川崎仙台薪ストーブの会(番外):美味しんぼと有効数字

晴 俄雪

前回言及した有効数字に関連する画がタイミングよく送られてきました。人気漫画美味しんぼ原発問題版の一部で、最初のひとコマで有効数字(正確にはそれを決める要因の一つ)とは何かがわかります。野外の測定では二桁めが動くのは普通のことです。漫画(「ビジュアル」と云えばカッコが良いのかな)の威力をつくづく感じます。

 厳密には著作権侵害になるのでしょうが、既にネットに広く出回っているのでここに載せても私の手が後ろに廻ることはないでしょう。ふたコマめもそのとおりで、風と共に数値がふらつくように感じることはよくありました。

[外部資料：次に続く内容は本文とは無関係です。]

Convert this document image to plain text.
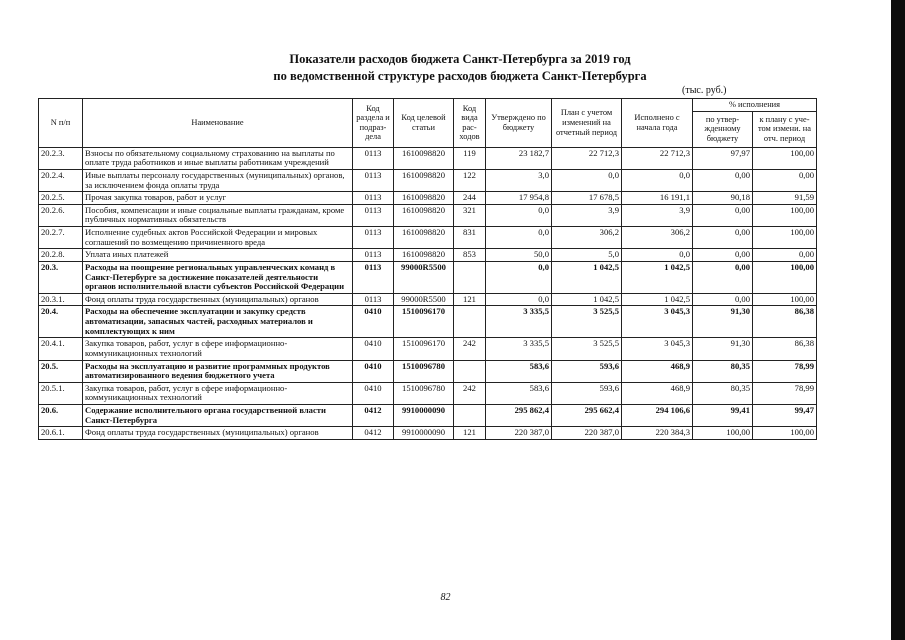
Показатели расходов бюджета Санкт-Петербурга за 2019 год
по ведомственной структуре расходов бюджета Санкт-Петербурга
(тыс. руб.)
N п/п	Наименование	Код раздела и подраз- дела	Код целевой статьи	Код вида рас- ходов	Утверждено по бюджету	План с учетом изменений на отчетный период	Исполнено с начала года	% исполнения	
								по утвер- жденному бюджету	к плану с уче- том измени. на отч. период
20.2.3.	Взносы по обязательному социальному страхованию на выплаты по оплате труда работников и иные выплаты работникам учреждений	0113	1610098820	119	23 182,7	22 712,3	22 712,3	97,97	100,00
20.2.4.	Иные выплаты персоналу государственных (муниципальных) органов, за исключением фонда оплаты труда	0113	1610098820	122	3,0	0,0	0,0	0,00	0,00
20.2.5.	Прочая закупка товаров, работ и услуг	0113	1610098820	244	17 954,8	17 678,5	16 191,1	90,18	91,59
20.2.6.	Пособия, компенсации и иные социальные выплаты гражданам, кроме публичных нормативных обязательств	0113	1610098820	321	0,0	3,9	3,9	0,00	100,00
20.2.7.	Исполнение судебных актов Российской Федерации и мировых соглашений по возмещению причиненного вреда	0113	1610098820	831	0,0	306,2	306,2	0,00	100,00
20.2.8.	Уплата иных платежей	0113	1610098820	853	50,0	5,0	0,0	0,00	0,00
20.3.	Расходы на поощрение региональных управленческих команд в Санкт-Петербурге за достижение показателей деятельности органов исполнительной власти субъектов Российской Федерации	0113	99000R5500		0,0	1 042,5	1 042,5	0,00	100,00
20.3.1.	Фонд оплаты труда государственных (муниципальных) органов	0113	99000R5500	121	0,0	1 042,5	1 042,5	0,00	100,00
20.4.	Расходы на обеспечение эксплуатации и закупку средств автоматизации, запасных частей, расходных материалов и комплектующих к ним	0410	1510096170		3 335,5	3 525,5	3 045,3	91,30	86,38
20.4.1.	Закупка товаров, работ, услуг в сфере информационно-коммуникационных технологий	0410	1510096170	242	3 335,5	3 525,5	3 045,3	91,30	86,38
20.5.	Расходы на эксплуатацию и развитие программных продуктов автоматизированного ведения бюджетного учета	0410	1510096780		583,6	593,6	468,9	80,35	78,99
20.5.1.	Закупка товаров, работ, услуг в сфере информационно-коммуникационных технологий	0410	1510096780	242	583,6	593,6	468,9	80,35	78,99
20.6.	Содержание исполнительного органа государственной власти Санкт-Петербурга	0412	9910000090		295 862,4	295 662,4	294 106,6	99,41	99,47
20.6.1.	Фонд оплаты труда государственных (муниципальных) органов	0412	9910000090	121	220 387,0	220 387,0	220 384,3	100,00	100,00
82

作者が実際に放射線測定の現場を取材したことがわかります。

 しかし台詞はいけません。2年近く経ってセシウムの殆どが土壌等に固定された今では放射性物質量がちょっとした風向きで急に増えたり減ったりはしません。自分が使う測定器のその環境でのノイズレベルを知っておくことは計測の基本です。

 前回も書きましたが、私は放射能に限らず発信元の科学リテラシーを数字の取扱い方で判断することにしています。ノイズや時定数、そして有効数字の概念が無い人が書く数字を私は信用しません。ここまで酷い人がいるという例に興味ある方は「TMM:No1727」でググってみて下さい。この人(団体?)は空間線量の測定値としてx.xxxと4桁の数字をあげてそれでは小さすぎて気に入らないといって測定器の微調整用トリマーを回したら大きくなったと得意気に書いています。「測定」のイロハのイも理解しない人が自分で作った数字を多分政治的な目的でネットで垂れ流している極端な例です。*後述

 薪の会とは関係ない、ちょっと硬い話で申し訳ありませんでしたが、似非科学情報が数字と云う一見科学の衣を着てネットを徘徊し、それを信じるひとが結構多いようなのが常日頃気になっているものですので。

*念の為にたった今「TMM:No1727」でグーグル検索してみたら「自分は機器について無知」-そうでしょう。そうでなければ4桁の数を書くわけはありません。-なので「やったのは友人」-他人のせいにするか?-等というお詫び?の文章が載っていました。要するに計測器にはさわったこともなく、「市内の100箇所以上の放射線量を定期的に測り」というのは皆嘘だったんですね。次に嘘をつく時は美味しんぼをよく勉強して数字は二桁にすることをお勧めします。